Je me penche pour regarder Flocon dormir. J’adore ses petites moustaches et les grands poils tout doux qui lui sortent des oreilles. Maintenant que j’y pense, mon oncle Michel a aussi des petites moustaches et des poils qui lui sortent des oreilles, mais les siens me dégoûtent. Comme quoi, suivant le cas, une même chose peut vous faire fuir ou vous faire fondre. Flocon bouge une de ses pattes. Il est si mignon. Je m’en sens responsable. Peut-être parce que je l’ai sauvé. Il doit y avoir autre chose, parce que je me sens responsable de tous ceux que j’aime, et pourtant je n’en ai sauvé aucun. Quand il me parlait de son ancien métier, mon père disait que, pour bien protéger, il faut aimer.
L’image du garçon qui m’a menacée me revient brutalement en mémoire. Il me fait peur. Je n’ai osé en parler ni à maman, ni à mon père. Ce soir, en plus, on s’est accrochés parce que j’ai osé me plaindre qu’il n’y avait jamais les gâteaux que j’aime dans le placard. C’est toujours rempli de gros biscuits, de cookies dégoulinants de chocolat et autres spécialités industrielles écœurantes. C’est idéal pour Lucas et le chien mais moi, si j’en mange seulement un demi, je prends trois kilos. Je n’ai vraiment pas besoin de ça. Depuis que mon père a pris ce poste au centre commercial, je n’arrive plus à lui parler comme avant. Je crois que je lui en veux un peu. Il est directeur de la sécurité. Je n’aime pas ce genre de travail. Avant, il était à la sécurité civile, il sauvait des gens. J’en étais très fière. Sur mon bureau, j’avais une photo de moi dans ses bras quand j’avais 5 ans. Il portait sa combinaison d’intervention noir et orange et je souriais en le serrant de toutes mes forces. La photo est désormais dans un tiroir et quand on me demande ce que fait mon père, je m’arrange pour noyer le poisson… Je ne sais pas pourquoi il a changé de poste. On n’en a jamais parlé.

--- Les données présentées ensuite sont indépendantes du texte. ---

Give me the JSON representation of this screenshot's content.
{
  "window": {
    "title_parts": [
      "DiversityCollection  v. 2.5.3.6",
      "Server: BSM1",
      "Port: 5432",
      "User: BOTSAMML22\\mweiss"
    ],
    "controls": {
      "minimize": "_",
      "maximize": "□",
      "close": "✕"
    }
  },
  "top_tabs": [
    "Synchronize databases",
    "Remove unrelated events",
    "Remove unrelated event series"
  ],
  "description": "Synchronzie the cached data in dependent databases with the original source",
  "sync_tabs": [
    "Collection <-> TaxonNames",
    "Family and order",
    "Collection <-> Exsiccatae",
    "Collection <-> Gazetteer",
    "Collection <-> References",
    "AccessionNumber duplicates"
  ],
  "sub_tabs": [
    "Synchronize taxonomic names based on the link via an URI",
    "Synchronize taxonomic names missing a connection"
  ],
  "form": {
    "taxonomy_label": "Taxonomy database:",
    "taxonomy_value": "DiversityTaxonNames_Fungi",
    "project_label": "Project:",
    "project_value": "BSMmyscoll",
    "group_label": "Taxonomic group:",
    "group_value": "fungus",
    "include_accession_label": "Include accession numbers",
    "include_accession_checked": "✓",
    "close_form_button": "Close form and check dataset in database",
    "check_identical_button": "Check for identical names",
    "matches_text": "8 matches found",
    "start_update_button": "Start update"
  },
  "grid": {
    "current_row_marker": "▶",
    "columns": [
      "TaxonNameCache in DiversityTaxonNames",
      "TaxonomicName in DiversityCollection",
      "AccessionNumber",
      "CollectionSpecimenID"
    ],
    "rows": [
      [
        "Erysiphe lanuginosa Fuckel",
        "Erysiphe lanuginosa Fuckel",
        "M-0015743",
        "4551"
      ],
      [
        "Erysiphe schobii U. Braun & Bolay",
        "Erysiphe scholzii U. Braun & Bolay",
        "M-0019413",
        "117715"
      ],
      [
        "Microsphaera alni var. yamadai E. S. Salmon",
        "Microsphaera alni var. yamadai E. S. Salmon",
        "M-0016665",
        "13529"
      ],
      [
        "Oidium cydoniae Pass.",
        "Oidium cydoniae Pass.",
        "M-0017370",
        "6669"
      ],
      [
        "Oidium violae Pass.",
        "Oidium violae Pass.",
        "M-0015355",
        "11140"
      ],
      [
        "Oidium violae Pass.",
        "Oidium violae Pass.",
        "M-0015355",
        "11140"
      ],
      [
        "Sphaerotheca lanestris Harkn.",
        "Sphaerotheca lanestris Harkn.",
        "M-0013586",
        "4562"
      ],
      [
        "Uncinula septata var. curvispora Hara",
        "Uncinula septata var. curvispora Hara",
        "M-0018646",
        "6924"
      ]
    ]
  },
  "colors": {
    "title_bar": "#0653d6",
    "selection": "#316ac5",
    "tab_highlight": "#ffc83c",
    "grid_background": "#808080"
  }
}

L’image d’Axel s’impose à moi. J’aime penser à lui. Je voudrais vraiment que l’on soit plus proches. Régulièrement, le midi, il s’absente « pour rentrer chez lui ». Il ne donne jamais de raison et le décide toujours au dernier moment. Souvent, à la fin du dernier cours, après avoir consulté son téléphone, il s’en va le plus vite possible. Je donnerais cher pour lire l’un de ces SMS qui le font démarrer au quart de tour. Ses mystères sont d’autant plus surprenants qu’en général, dans notre petite bande, on se dit tout. Parfois, j’imagine qu’il ment, qu’il ne rentre pas chez lui et qu’il a une copine ailleurs. J’en serais malade.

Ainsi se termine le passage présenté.